In a weird twist, yeah. And so, I mean for years, posted on message boards and all kinds of stuff. So, this issue of how he was captured, it just points to the need that as we develop technological tools, as we’ve been doing so rapidly, these just incredibly, almost unprecedentedly-powerful data tools over the past couple decades. As they’ve been developed, there hasn’t been an equal development, or an equal related, I don’t know, increase in, thinking through the effects. But that’s sort of always been an afterthought. And so, I think cases like that, cases like “The Cleaners,” others, point to the fact that it’s not enough to just technologically-innovate anymore without consequence. Somebody was just recently quoted, and reporting out on this horrible, predictable, policing project that’s like out of a bad sci-fi movie. This guy was presenting on it, and people really had problems with it. And he like, “I’m just an engineer.” And I don’t think people are buying that anymore. It’s not okay to say, “I just build this stuff, I don’t think about how its used, or how it could be used down the road.”

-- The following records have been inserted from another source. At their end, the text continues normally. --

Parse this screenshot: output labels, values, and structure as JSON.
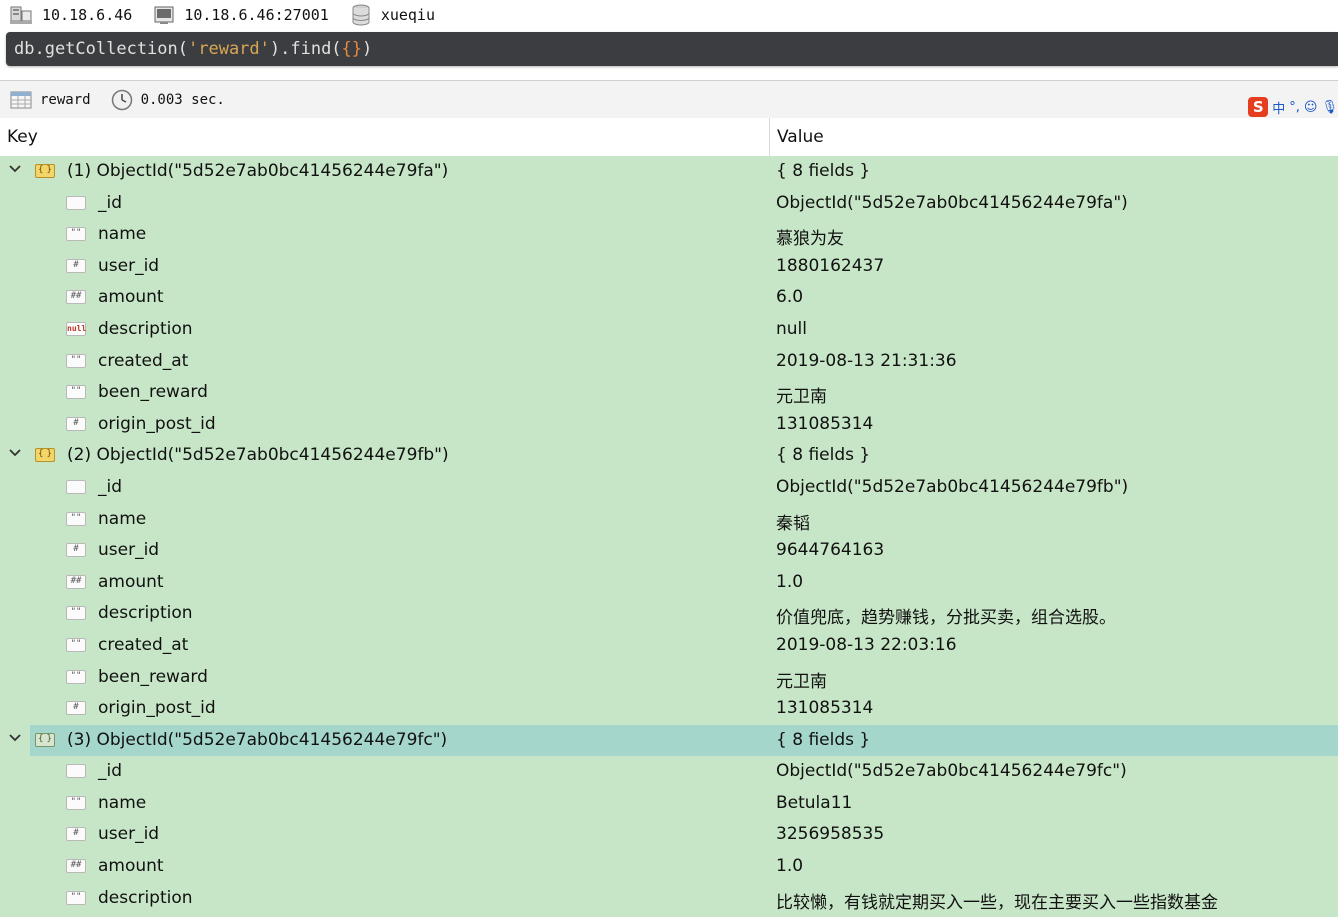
{
  "connection": {
    "host": "10.18.6.46",
    "server": "10.18.6.46:27001",
    "database": "xueqiu"
  },
  "query": {
    "prefix": "db.getCollection(",
    "collection": "'reward'",
    "middle": ").find(",
    "arg": "{}",
    "suffix": ")"
  },
  "status": {
    "collection": "reward",
    "time": "0.003 sec."
  },
  "ime": {
    "label": "中",
    "dots": "°,",
    "smile": "☺",
    "mic": "🎙"
  },
  "columns": {
    "key": "Key",
    "value": "Value"
  },
  "rows": [
    {
      "level": "top",
      "key": "(1) ObjectId(\"5d52e7ab0bc41456244e79fa\")",
      "value": "{ 8 fields }",
      "icon": "object"
    },
    {
      "level": "child",
      "key": "_id",
      "value": "ObjectId(\"5d52e7ab0bc41456244e79fa\")",
      "icon": "id"
    },
    {
      "level": "child",
      "key": "name",
      "value": "慕狼为友",
      "icon": "string"
    },
    {
      "level": "child",
      "key": "user_id",
      "value": "1880162437",
      "icon": "int"
    },
    {
      "level": "child",
      "key": "amount",
      "value": "6.0",
      "icon": "double"
    },
    {
      "level": "child",
      "key": "description",
      "value": "null",
      "icon": "null"
    },
    {
      "level": "child",
      "key": "created_at",
      "value": "2019-08-13 21:31:36",
      "icon": "string"
    },
    {
      "level": "child",
      "key": "been_reward",
      "value": "元卫南",
      "icon": "string"
    },
    {
      "level": "child",
      "key": "origin_post_id",
      "value": "131085314",
      "icon": "int"
    },
    {
      "level": "top",
      "key": "(2) ObjectId(\"5d52e7ab0bc41456244e79fb\")",
      "value": "{ 8 fields }",
      "icon": "object"
    },
    {
      "level": "child",
      "key": "_id",
      "value": "ObjectId(\"5d52e7ab0bc41456244e79fb\")",
      "icon": "id"
    },
    {
      "level": "child",
      "key": "name",
      "value": "秦韬",
      "icon": "string"
    },
    {
      "level": "child",
      "key": "user_id",
      "value": "9644764163",
      "icon": "int"
    },
    {
      "level": "child",
      "key": "amount",
      "value": "1.0",
      "icon": "double"
    },
    {
      "level": "child",
      "key": "description",
      "value": "价值兜底，趋势赚钱，分批买卖，组合选股。",
      "icon": "string"
    },
    {
      "level": "child",
      "key": "created_at",
      "value": "2019-08-13 22:03:16",
      "icon": "string"
    },
    {
      "level": "child",
      "key": "been_reward",
      "value": "元卫南",
      "icon": "string"
    },
    {
      "level": "child",
      "key": "origin_post_id",
      "value": "131085314",
      "icon": "int"
    },
    {
      "level": "top",
      "key": "(3) ObjectId(\"5d52e7ab0bc41456244e79fc\")",
      "value": "{ 8 fields }",
      "icon": "object",
      "selected": true
    },
    {
      "level": "child",
      "key": "_id",
      "value": "ObjectId(\"5d52e7ab0bc41456244e79fc\")",
      "icon": "id"
    },
    {
      "level": "child",
      "key": "name",
      "value": "Betula11",
      "icon": "string"
    },
    {
      "level": "child",
      "key": "user_id",
      "value": "3256958535",
      "icon": "int"
    },
    {
      "level": "child",
      "key": "amount",
      "value": "1.0",
      "icon": "double"
    },
    {
      "level": "child",
      "key": "description",
      "value": "比较懒，有钱就定期买入一些，现在主要买入一些指数基金",
      "icon": "string"
    }
  ],
  "icons": {
    "int": "#",
    "double": "##",
    "string": "\"\"",
    "null": "null",
    "object": "{ }"
  }
}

So that kind of technological effects, is something that we’re going to need more of, and that does exist. But it certainly hasn’t had the prominence or equal weight of the technological developments themselves.

MOVIEMOVESME: The movie you were talking about is “The Minority Report,” with Tom Cruise. So right now, in Chicago, they are using a system where an algorithm with the data tries to predict who will get killed or who will kill. I actually like that idea, to be honest. I don’t mind if someone has access to my data, I’m not doing anything wrong, as long as that helps tomorrow with any type of investigation, please have it. But that’s how I think, anyway.

Sarah T. Roberts: Yeah, I mean different people have different levels of risk associated with their own identities, right? So unfortunately, those things aren’t treated equally by just saying – I mean this is where data scientists have let us down. Because they do treat all data as being equal, in the sense that they abstract the context. And I’ll give you an example. In this kind of predictive policing apparatus, there’s a particular researcher who builds these tools based on a database of gang affiliation. The gang affiliation database itself has been proven again and again to be flawed and inaccurate, racist, biased, etc. What happens when that is serving as the basis for data analysis, and through the tool itself is even just erased. Like the actual source of the sorting of the actual information disappears because its rendered into this neutral space through the tool.

Which is really what the content moderators are doing, right? They’re rendered, they’re supposed to be acting “neutral,” invisible, they’re not supposed to be perceived, so that the decision-making processes that have gone into the outcomes don’t even get questioned. And I think that, in and of itself, is such a huge social danger, and we don’t even know the extent to which we’re going to need to be accountable to that in the future. So, we’ll see.